Documentos oficiais do Centro Provincial de Controle e Prevenção de Doenças de Hubei, obtidos pela emissora de TV americana CNN, confirmaram o que outros relatos, reportagens e relatórios publicados anteriormente já afirmavam: a China falhou ao lidar com o surto inicial de Covid-19 no país e tentou esconder do mundo os números reais da doença que, posteriormente, viria a se espalhar pelo mundo.
Em reportagem publicada na noite desta segunda-feira, a CNN revelou, com base nestes documentos verificados, que o número de casos relatados publicamente pela China era bem menor do que o registrado no país; que em determinados momentos houve um atraso de até três semanas entre a realização de testes e os resultados; e que no início de dezembro de 2019 houve um aumento expressivo de pacientes com sintomas de gripe – similar aos de Covid-19 – em três cidades chinesas.
“Juntos, os documentos representam o vazamento mais significativo de dentro da China desde o início da pandemia e fornecem a primeira janela sobre o que as autoridades locais sabiam internamente e quando”, afirma a reportagem.
Minimizando a gravidade do surto
A TV afirma que, em 10 de fevereiro, por exemplo, a China teve mais do que o dobro de casos confirmados de Covid-19 do que os divulgados oficialmente na província de Hubei, onde o vírus foi inicialmente detectado. Segundo a reportagem, esse número mais elevado, de 5.918 novos casos, nunca foi revelado na época, já que o sistema de contabilização dos registros parecia “minimizar a gravidade do surto”. Naquele dia, a China anunciou à imprensa e à Organização Mundial de Saúde (OMS) apenas 2.478 casos.
O governo chinês rejeitou veementemente – e continua rejeitando – as acusações feitas pelos EUA e outros governos ocidentais de que Pequim ocultou deliberadamente informações relacionadas ao vírus, sustentando que tem sido transparente desde o início do surto.
A papelada, segundo a CNN, cobre um período entre outubro de 2019 e abril deste ano, e revela o que parece ser um “sistema de saúde inflexível, limitado pela burocracia hierárquica e procedimentos rígidos que estavam mal equipados para lidar com a crise emergente” de saúde pública.
“Em vários momentos críticos, na fase inicial da pandemia, os documentos mostram evidências de erros claros e apontam para um padrão de falhas institucionais”, afirma a reportagem. A CNN diz ter entrado em contato com a chancelaria da China e com a Comissão Nacional de Saúde, assim como a Comissão de Saúde de Hubei, para comentar o caso, mas não obteve resposta.
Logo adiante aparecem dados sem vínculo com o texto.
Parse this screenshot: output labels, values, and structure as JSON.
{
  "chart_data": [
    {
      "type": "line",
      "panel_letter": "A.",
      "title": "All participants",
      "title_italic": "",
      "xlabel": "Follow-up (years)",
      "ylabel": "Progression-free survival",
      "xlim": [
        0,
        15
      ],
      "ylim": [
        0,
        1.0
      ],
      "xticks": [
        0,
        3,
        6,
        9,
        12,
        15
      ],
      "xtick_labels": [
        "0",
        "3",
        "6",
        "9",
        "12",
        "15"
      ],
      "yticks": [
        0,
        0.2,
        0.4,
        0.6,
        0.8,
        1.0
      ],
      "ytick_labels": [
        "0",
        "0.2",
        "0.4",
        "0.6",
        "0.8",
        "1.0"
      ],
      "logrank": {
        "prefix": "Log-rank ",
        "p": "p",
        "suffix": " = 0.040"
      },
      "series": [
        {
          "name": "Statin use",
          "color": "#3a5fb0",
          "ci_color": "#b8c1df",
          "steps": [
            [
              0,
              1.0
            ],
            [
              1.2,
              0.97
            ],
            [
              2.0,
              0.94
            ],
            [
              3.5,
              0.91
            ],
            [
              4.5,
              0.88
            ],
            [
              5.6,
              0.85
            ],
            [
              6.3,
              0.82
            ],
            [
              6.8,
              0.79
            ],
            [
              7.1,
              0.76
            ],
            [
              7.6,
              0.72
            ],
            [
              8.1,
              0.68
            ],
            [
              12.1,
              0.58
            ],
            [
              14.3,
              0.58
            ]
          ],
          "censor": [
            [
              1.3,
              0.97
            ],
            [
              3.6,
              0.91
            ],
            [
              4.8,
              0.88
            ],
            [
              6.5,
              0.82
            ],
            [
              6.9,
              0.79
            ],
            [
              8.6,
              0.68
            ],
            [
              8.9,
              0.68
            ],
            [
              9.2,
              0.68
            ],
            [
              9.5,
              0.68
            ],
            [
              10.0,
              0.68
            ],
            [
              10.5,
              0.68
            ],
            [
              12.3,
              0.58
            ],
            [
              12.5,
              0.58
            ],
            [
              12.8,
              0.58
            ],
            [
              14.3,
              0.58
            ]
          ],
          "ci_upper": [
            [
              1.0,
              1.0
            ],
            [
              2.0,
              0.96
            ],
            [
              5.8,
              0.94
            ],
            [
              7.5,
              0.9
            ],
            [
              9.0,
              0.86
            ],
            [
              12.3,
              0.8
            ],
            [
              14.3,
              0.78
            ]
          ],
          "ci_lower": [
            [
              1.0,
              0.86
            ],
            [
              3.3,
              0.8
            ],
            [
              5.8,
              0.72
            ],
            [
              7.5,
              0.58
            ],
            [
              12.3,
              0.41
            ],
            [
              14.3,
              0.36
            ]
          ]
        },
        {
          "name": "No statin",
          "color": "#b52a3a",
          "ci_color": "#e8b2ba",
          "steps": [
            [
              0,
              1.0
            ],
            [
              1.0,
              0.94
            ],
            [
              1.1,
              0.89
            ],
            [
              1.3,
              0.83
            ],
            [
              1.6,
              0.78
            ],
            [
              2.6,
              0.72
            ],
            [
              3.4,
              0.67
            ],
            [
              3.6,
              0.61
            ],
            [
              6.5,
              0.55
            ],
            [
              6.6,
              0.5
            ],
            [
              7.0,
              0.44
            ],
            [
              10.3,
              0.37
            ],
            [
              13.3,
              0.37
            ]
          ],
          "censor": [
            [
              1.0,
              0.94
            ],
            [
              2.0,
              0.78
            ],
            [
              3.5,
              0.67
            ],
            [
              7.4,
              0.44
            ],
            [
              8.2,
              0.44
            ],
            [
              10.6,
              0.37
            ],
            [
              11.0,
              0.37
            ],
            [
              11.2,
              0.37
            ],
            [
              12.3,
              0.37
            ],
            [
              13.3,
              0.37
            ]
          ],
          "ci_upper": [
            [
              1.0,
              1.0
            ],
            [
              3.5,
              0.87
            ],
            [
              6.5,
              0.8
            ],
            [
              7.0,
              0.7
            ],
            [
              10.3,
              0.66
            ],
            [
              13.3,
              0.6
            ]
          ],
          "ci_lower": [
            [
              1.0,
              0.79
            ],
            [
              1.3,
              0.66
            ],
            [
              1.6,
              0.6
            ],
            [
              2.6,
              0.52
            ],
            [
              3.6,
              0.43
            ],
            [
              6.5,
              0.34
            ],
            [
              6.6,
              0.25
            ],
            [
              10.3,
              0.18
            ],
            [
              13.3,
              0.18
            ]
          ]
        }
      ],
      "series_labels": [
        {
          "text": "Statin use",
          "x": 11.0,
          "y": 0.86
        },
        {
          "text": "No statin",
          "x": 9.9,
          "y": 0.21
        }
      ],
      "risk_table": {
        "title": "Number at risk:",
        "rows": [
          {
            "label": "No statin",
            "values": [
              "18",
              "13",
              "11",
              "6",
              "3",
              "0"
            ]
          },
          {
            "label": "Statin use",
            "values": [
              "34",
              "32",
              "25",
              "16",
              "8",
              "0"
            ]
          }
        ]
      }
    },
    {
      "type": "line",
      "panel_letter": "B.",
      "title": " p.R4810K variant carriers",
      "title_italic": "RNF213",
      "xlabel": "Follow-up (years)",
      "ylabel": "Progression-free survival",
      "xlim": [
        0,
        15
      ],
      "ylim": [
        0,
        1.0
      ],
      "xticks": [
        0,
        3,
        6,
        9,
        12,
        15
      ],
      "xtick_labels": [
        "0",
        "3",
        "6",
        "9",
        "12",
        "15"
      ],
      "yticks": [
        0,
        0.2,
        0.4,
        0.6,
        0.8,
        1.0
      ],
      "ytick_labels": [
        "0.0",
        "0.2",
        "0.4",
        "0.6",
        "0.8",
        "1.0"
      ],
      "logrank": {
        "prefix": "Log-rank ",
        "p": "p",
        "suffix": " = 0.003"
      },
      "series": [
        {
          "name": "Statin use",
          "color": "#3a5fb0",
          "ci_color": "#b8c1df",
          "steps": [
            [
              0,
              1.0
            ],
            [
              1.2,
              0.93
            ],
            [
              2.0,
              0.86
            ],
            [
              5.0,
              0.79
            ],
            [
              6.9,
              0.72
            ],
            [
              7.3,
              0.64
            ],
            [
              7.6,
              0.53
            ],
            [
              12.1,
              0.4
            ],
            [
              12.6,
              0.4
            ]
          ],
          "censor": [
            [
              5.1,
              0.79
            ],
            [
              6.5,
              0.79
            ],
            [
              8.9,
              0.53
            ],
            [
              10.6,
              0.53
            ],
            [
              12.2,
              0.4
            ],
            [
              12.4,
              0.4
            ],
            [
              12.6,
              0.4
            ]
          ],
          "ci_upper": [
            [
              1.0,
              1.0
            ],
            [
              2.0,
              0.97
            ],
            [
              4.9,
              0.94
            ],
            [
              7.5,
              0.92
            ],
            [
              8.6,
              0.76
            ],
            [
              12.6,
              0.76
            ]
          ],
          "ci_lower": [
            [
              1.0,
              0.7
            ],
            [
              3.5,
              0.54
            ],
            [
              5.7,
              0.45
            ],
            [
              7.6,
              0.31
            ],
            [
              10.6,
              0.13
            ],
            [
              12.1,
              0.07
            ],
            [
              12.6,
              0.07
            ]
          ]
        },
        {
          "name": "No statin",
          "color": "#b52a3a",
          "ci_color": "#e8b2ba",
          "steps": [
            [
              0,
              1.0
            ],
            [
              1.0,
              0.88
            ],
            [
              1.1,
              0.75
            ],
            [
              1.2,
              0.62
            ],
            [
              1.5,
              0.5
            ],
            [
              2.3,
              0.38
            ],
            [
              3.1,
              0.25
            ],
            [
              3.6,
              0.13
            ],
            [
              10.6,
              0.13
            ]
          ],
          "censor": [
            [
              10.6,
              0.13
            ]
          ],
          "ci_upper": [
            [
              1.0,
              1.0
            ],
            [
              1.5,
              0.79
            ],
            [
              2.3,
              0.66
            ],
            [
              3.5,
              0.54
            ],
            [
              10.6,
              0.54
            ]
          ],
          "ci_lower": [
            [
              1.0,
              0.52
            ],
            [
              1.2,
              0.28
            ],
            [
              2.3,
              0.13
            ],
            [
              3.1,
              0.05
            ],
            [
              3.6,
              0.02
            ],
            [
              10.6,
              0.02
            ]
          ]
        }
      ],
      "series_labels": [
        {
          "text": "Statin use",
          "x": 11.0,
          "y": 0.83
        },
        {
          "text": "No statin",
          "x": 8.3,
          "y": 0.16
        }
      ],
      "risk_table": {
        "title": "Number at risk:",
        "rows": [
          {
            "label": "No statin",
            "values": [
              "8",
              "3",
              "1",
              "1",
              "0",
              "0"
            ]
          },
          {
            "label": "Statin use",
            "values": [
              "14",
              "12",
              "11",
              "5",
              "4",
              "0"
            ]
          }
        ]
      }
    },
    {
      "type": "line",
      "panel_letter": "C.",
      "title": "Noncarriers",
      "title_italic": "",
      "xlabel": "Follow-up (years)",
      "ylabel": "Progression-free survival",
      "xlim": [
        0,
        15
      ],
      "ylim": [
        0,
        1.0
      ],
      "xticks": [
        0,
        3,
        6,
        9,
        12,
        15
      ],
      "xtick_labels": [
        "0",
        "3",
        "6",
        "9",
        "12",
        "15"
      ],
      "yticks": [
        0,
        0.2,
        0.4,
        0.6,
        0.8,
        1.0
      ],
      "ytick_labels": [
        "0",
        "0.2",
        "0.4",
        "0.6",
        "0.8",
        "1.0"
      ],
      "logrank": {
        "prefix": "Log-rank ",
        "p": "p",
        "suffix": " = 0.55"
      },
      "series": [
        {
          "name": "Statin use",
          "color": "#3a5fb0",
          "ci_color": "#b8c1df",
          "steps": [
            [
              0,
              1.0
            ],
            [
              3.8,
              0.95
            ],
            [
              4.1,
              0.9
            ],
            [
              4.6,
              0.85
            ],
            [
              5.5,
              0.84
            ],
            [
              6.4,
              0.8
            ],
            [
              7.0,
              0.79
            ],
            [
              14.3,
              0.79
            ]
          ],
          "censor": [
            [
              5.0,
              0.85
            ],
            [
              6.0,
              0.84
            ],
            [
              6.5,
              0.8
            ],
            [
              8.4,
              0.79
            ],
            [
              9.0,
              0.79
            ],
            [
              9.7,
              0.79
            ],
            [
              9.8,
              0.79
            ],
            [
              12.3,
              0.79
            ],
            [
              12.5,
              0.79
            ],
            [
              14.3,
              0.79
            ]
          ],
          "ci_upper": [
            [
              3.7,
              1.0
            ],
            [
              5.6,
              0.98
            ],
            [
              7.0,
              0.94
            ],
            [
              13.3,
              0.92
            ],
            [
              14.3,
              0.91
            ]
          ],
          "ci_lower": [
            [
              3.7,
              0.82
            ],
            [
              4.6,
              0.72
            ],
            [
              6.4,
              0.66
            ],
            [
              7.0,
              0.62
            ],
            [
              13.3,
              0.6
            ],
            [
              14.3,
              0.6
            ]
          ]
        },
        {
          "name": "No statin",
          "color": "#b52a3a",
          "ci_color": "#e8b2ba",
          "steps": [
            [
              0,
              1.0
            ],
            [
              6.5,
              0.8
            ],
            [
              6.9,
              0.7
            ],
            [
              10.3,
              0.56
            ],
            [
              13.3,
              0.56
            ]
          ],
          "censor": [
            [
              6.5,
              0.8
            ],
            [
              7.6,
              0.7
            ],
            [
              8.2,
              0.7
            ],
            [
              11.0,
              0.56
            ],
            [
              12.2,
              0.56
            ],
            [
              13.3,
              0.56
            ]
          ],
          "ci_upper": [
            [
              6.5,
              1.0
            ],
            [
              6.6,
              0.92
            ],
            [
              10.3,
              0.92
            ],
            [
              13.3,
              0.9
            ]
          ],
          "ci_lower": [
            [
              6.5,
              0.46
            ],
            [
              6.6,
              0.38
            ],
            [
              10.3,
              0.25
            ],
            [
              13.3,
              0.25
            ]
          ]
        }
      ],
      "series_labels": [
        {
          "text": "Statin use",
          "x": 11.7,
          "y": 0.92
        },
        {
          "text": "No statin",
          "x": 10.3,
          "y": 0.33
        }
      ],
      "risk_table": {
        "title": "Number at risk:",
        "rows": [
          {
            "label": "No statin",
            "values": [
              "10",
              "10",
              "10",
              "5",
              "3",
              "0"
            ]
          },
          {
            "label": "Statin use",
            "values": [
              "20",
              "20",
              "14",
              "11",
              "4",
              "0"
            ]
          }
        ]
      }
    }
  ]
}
"Se a China tivesse sido mais transparente e também mais agressiva ao responder [ao surto inicial do novo coronavírus], claramente teria havido um impacto na disseminação do vírus em Wuhan, em Hubei, na China e talvez também no resto do mundo", disse à CNN Dali Yang, professor de Ciência Política da Universidade de Chicago.
Lentidão na testagem
Segundo a reportagem, um dos fatos mais impressionantes revelados pelos documentos diz respeito à lentidão com que os pacientes com Covid-19 foram diagnosticados. Mesmo quando as autoridades em Hubei tentaram mostrar ao público que lidaram com eficiência e transparência no início da pandemia, os documentos revelam que os profissionais de saúde tiveram de atuar com testes e mecanismos de notificação falhos.
Um dos relatórios citados pela CNN, do começo de março, diz que o tempo médio entre o início dos sintomas e o diagnóstico confirmado foi de 23,3 dias, o que especialistas ouvidos pela TV disseram que poderia dificultar significativamente as medidas para monitorar e combater a doença.
Surto de influenza
Os documentos também revelaram que, na primeira semana de dezembro de 2019, houve um aumento de 20 vezes nos casos de gripe registrados na província de Hubei, comparado ao número registrado no mesmo período do ano anterior. As cidades de Yichang, Xianning e Wuhan registraram o maior número de casos de influenza naquele período.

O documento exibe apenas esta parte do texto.